Filming took place in Palm Springs, California and The Akron Beacon Journal noted that a buzzard began circling overhead during the gun duel scene between Farnam and Willard. It landed after Nichols feigned being shot, but flew away after it realized that the actor was still alive. The Fort Worth Record-Telegram also covered The Orphan's production, stating that the movie filmed parts of the countryside that were not normally seen in cinema and that it used "many unusual long shots, odd angles and quick gunplay."

==Release and preservation status==
The Orphan was released to theaters in the United States during May 1920. With no known surviving prints located in any film archives, The Orphan is considered a lost film.

== Reception ==
The American Film Institute cites 6 contemporary reviews of the film. A critic for Variety reviewed The Orphan, writing that the film was an example of westerns that "hand out film food to a grown-up audience".
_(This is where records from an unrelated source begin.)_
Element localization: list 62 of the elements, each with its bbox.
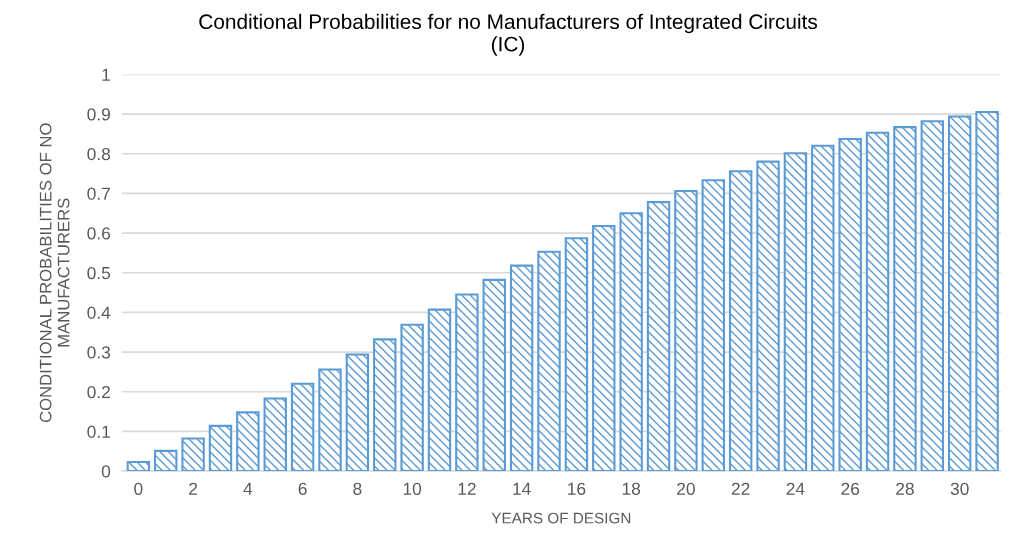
x-tick-label: 2 [189,482,198,495]
y-tick-label: 0.7 [87,187,110,200]
bar [263,397,287,472]
bar [838,138,862,472]
bar [455,293,479,472]
bar [592,224,616,472]
x-tick-label: 28 [896,482,914,495]
x-tick-label: 14 [513,482,531,495]
y-tick-label: 0.8 [87,147,111,161]
bar [756,160,780,472]
y-tick-label: 0.5 [87,266,111,280]
y-tick-label: 0.3 [87,346,111,359]
x-tick-label: 6 [298,482,307,495]
bar [181,437,205,472]
bar [154,449,178,472]
x-tick-label: 26 [841,482,860,495]
x-tick-label: 18 [622,482,641,495]
bar [619,212,643,472]
chart-title: Conditional Probabilities for no Manufacturers of Integrated Circuits (IC) [199,13,818,56]
x-tick-label: 0 [134,482,143,495]
y-tick-label: 0.6 [87,227,111,240]
bar [373,338,397,472]
y-tick-label: 0.4 [87,306,111,319]
bar [482,278,506,472]
x-tick-label: 4 [243,482,253,495]
bar [783,152,808,472]
bar [126,460,151,472]
bar [290,382,315,472]
y-tick-label: 0.9 [87,108,110,121]
x-tick-label: 30 [950,482,969,495]
bar [701,179,726,472]
x-tick-label: 16 [568,482,586,495]
bar [811,144,835,472]
y-tick-label: 0.1 [87,425,110,438]
bar [318,368,342,472]
bar [920,120,945,472]
bar [208,424,233,472]
bar [893,126,917,472]
bar [400,323,424,472]
x-tick-label: 8 [353,482,362,495]
bar [537,250,561,472]
bar [646,201,671,472]
y-tick-label: 0 [101,465,111,478]
bar [728,170,753,472]
y-tick-label: 0.2 [87,385,110,399]
x-tick-label: 10 [403,482,422,495]
bar [236,411,260,472]
x-tick-label: 20 [677,482,695,495]
bar [564,237,589,472]
x-tick-label: 12 [458,482,476,495]
bar [345,353,370,472]
bar [865,131,890,472]
x-tick-label: 22 [731,482,750,495]
bar [947,115,972,472]
bar [975,111,999,472]
bar [427,308,452,472]
x-axis-title: YEARS OF DESIGN [491,512,631,524]
y-tick-label: 1 [102,68,110,81]
bar [674,189,698,472]
bar [509,264,534,472]
x-tick-label: 24 [786,482,805,495]
y-axis-title: CONDITIONAL PROBABILITIES OF NO MANUFACTURERS [39,123,70,423]
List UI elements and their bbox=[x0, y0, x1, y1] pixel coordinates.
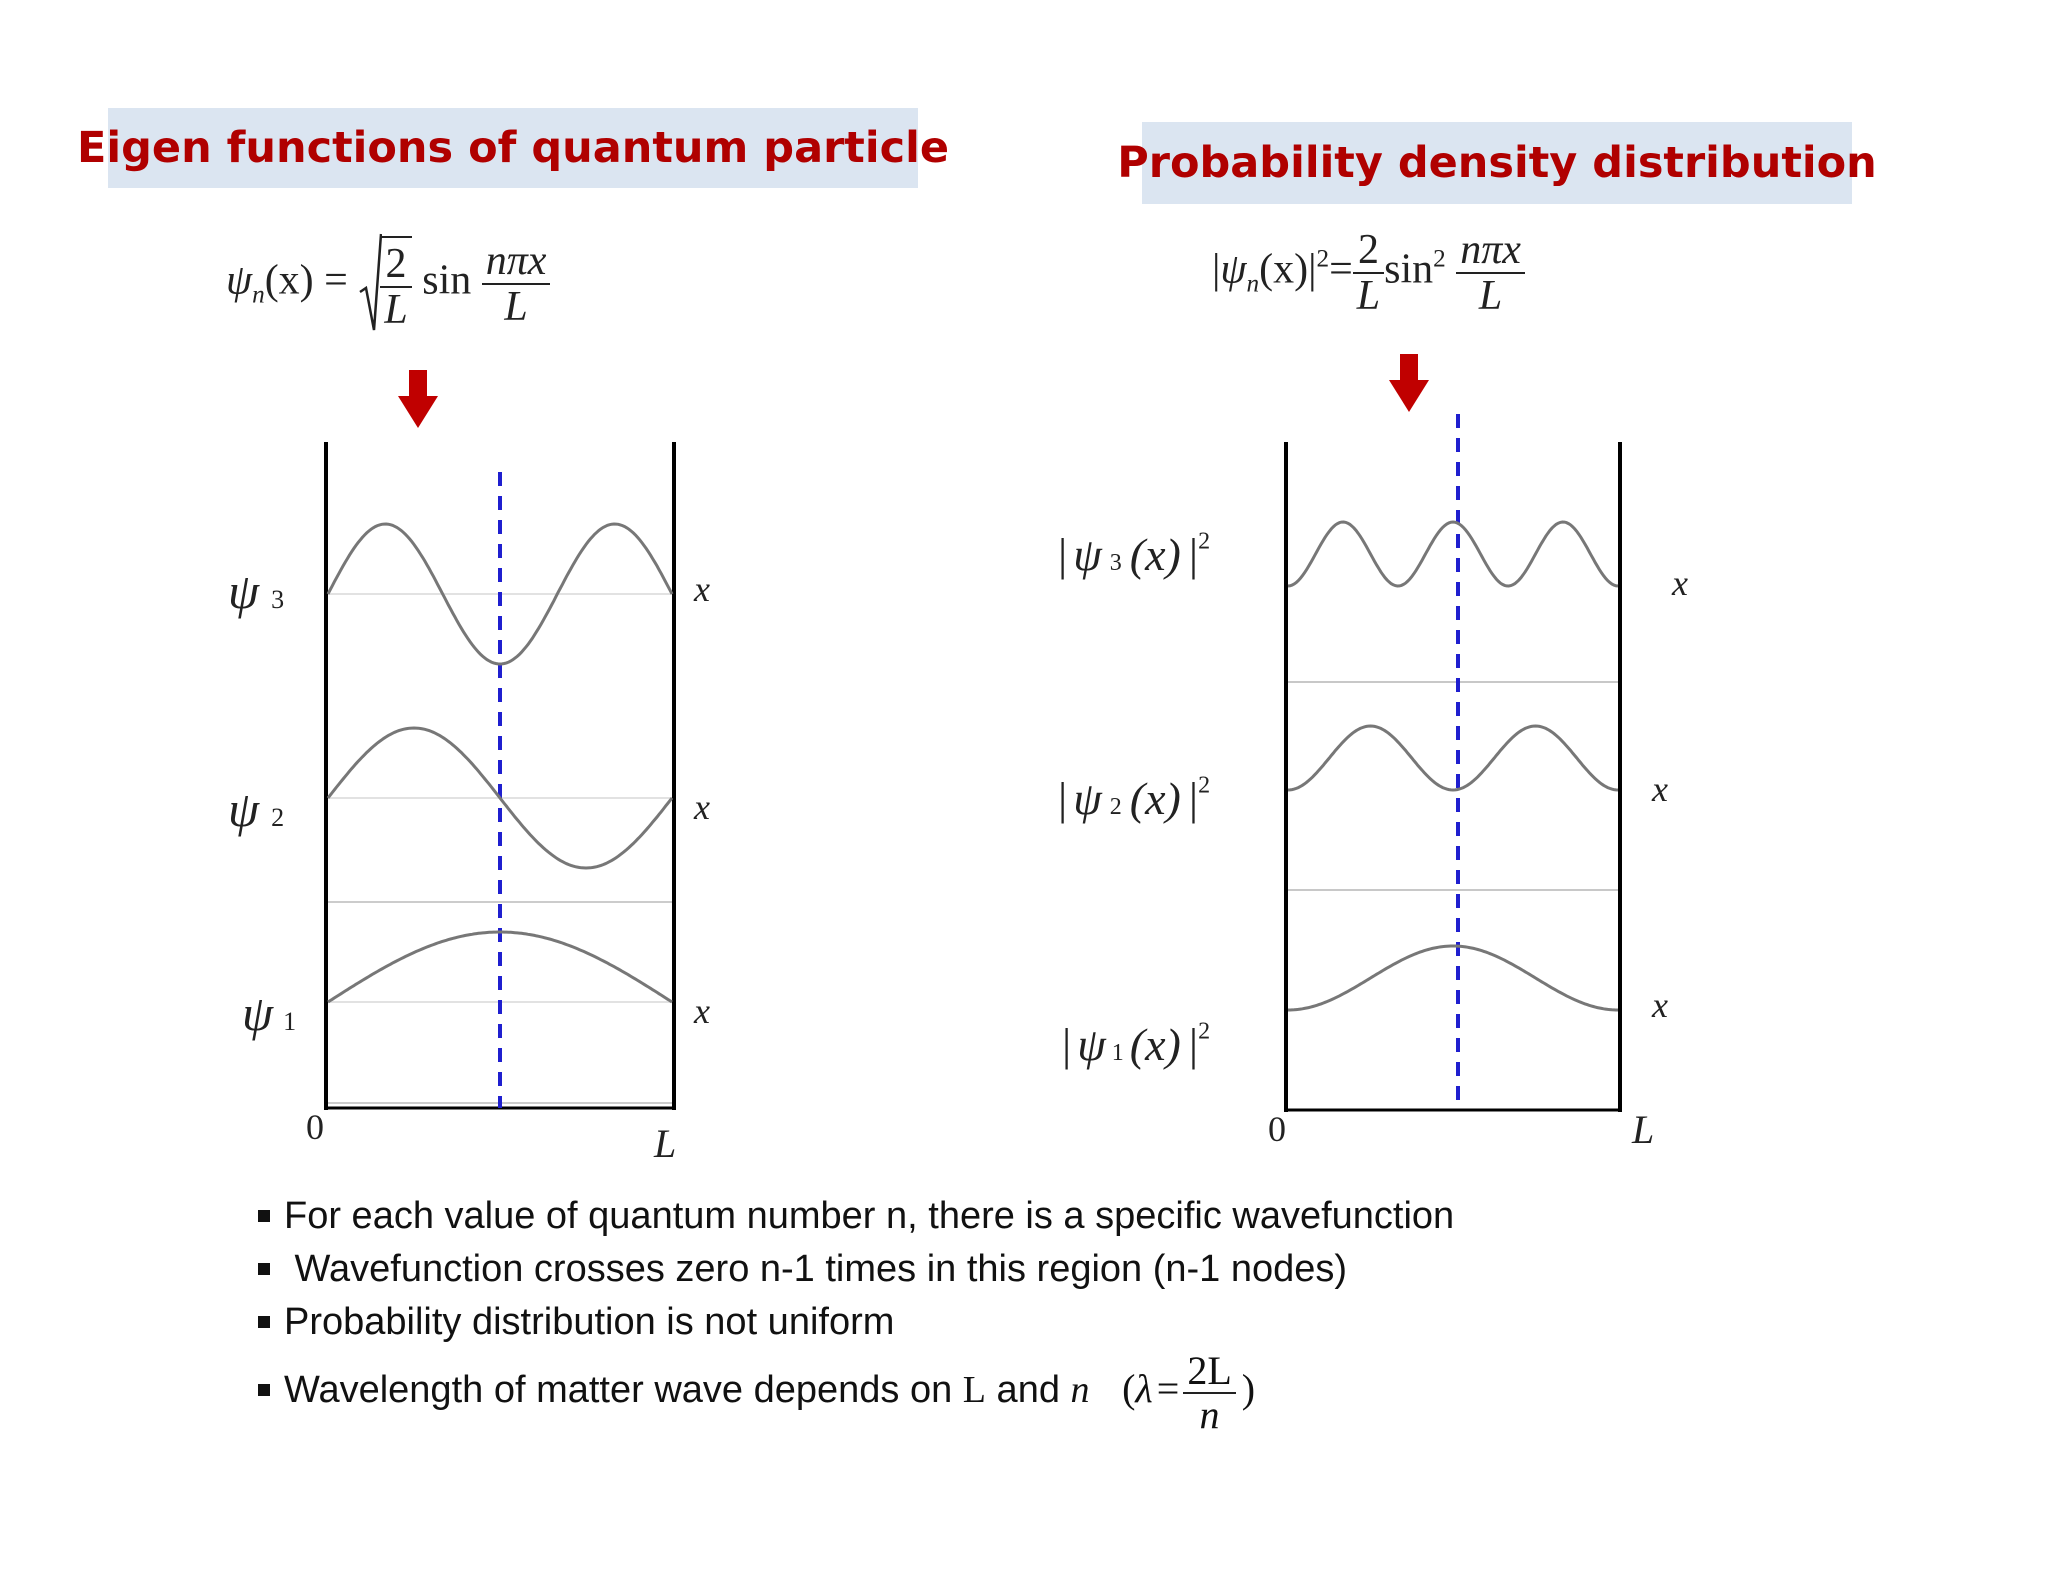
probability-curve-3 bbox=[1287, 520, 1619, 588]
well-width-label: L bbox=[654, 1121, 677, 1166]
formula-sin-square: 2 bbox=[1433, 245, 1446, 273]
arrow-down-icon bbox=[1389, 354, 1429, 412]
formula-sqrt-num: 2 bbox=[380, 242, 412, 289]
formula-coef-den: L bbox=[1356, 273, 1381, 320]
bullet-item: For each value of quantum number n, ther… bbox=[258, 1190, 1454, 1243]
formula-arg: (x) bbox=[264, 257, 314, 304]
probability-curve-2 bbox=[1287, 724, 1619, 792]
formula-arg: (x) bbox=[1259, 246, 1309, 293]
well-width-label: L bbox=[1632, 1107, 1655, 1152]
formula-sin: sin bbox=[1384, 246, 1434, 293]
probability-curve-1 bbox=[1288, 944, 1618, 1012]
bullet-item: Probability distribution is not uniform bbox=[258, 1296, 1454, 1349]
title-probability-density: Probability density distribution bbox=[1117, 122, 1877, 204]
wavefunction-curve-3 bbox=[326, 522, 674, 666]
formula-psi: ψ bbox=[1220, 246, 1247, 293]
formula-abs-close: | bbox=[1308, 246, 1317, 293]
axis-label-x: x bbox=[1672, 563, 1688, 603]
formula-psi: ψ bbox=[226, 257, 253, 304]
axis-label-x: x bbox=[694, 787, 710, 827]
formula-square: 2 bbox=[1316, 245, 1330, 273]
state-label-psi-2-squared: | ψ 2 (x) |2 bbox=[1058, 772, 1211, 824]
formula-sin: sin bbox=[422, 257, 472, 304]
wavefunction-curve-1 bbox=[327, 930, 673, 1004]
formula-abs-open: | bbox=[1212, 246, 1221, 293]
axis-label-x: x bbox=[694, 991, 710, 1031]
origin-label: 0 bbox=[1268, 1109, 1286, 1149]
origin-label: 0 bbox=[306, 1107, 324, 1147]
right-well bbox=[1284, 414, 1622, 1112]
bullet-list: For each value of quantum number n, ther… bbox=[258, 1190, 1454, 1437]
formula-arg-den: L bbox=[1478, 273, 1503, 320]
square-bullet-icon bbox=[258, 1315, 270, 1328]
formula-arg-den: L bbox=[504, 284, 528, 331]
formula-arg-num: nπx bbox=[1456, 228, 1525, 275]
square-bullet-icon bbox=[258, 1209, 270, 1222]
formula-sqrt-den: L bbox=[384, 287, 408, 334]
axis-label-x: x bbox=[1652, 985, 1668, 1025]
formula-psi-sub: n bbox=[252, 281, 265, 309]
arrow-down-icon bbox=[398, 370, 438, 428]
state-label-psi-1-squared: | ψ 1 (x) |2 bbox=[1062, 1018, 1211, 1070]
wavelength-formula: (λ = 2L n) bbox=[1122, 1347, 1256, 1437]
bullet-item: Wavefunction crosses zero n-1 times in t… bbox=[258, 1243, 1454, 1296]
state-label-psi-3-squared: | ψ 3 (x) |2 bbox=[1058, 528, 1211, 580]
formula-equals: = bbox=[1329, 246, 1353, 293]
title-eigen-functions: Eigen functions of quantum particle bbox=[77, 108, 949, 188]
sqrt-sign-icon bbox=[359, 233, 383, 331]
axis-label-x: x bbox=[1652, 769, 1668, 809]
square-bullet-icon bbox=[258, 1383, 270, 1396]
wavefunction-curve-2 bbox=[326, 726, 674, 870]
square-bullet-icon bbox=[258, 1262, 270, 1275]
axis-label-x: x bbox=[694, 569, 710, 609]
formula-arg-num: nπx bbox=[481, 239, 551, 286]
left-well bbox=[324, 442, 676, 1110]
formula-equals: = bbox=[324, 257, 348, 304]
formula-psi-sub: n bbox=[1246, 270, 1260, 298]
bullet-item: Wavelength of matter wave depends on L a… bbox=[258, 1347, 1454, 1437]
formula-coef-num: 2 bbox=[1352, 228, 1385, 275]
A review in The Muncie Evening Press praised Farnum's acting and physical presence. The Reno Gazette-Journal was also positive about the fight scenes, indicating that the actor "like(d) them immensely". Other contemporary reviews shared the enthusiasm, with The Connectitut Labor News writing that it was "the most powerful role of [Farnum's] career." The Seattle Union Record, however, was of the opposite opinion and wrote that the film "did not surpass anything he ha(d) previously done."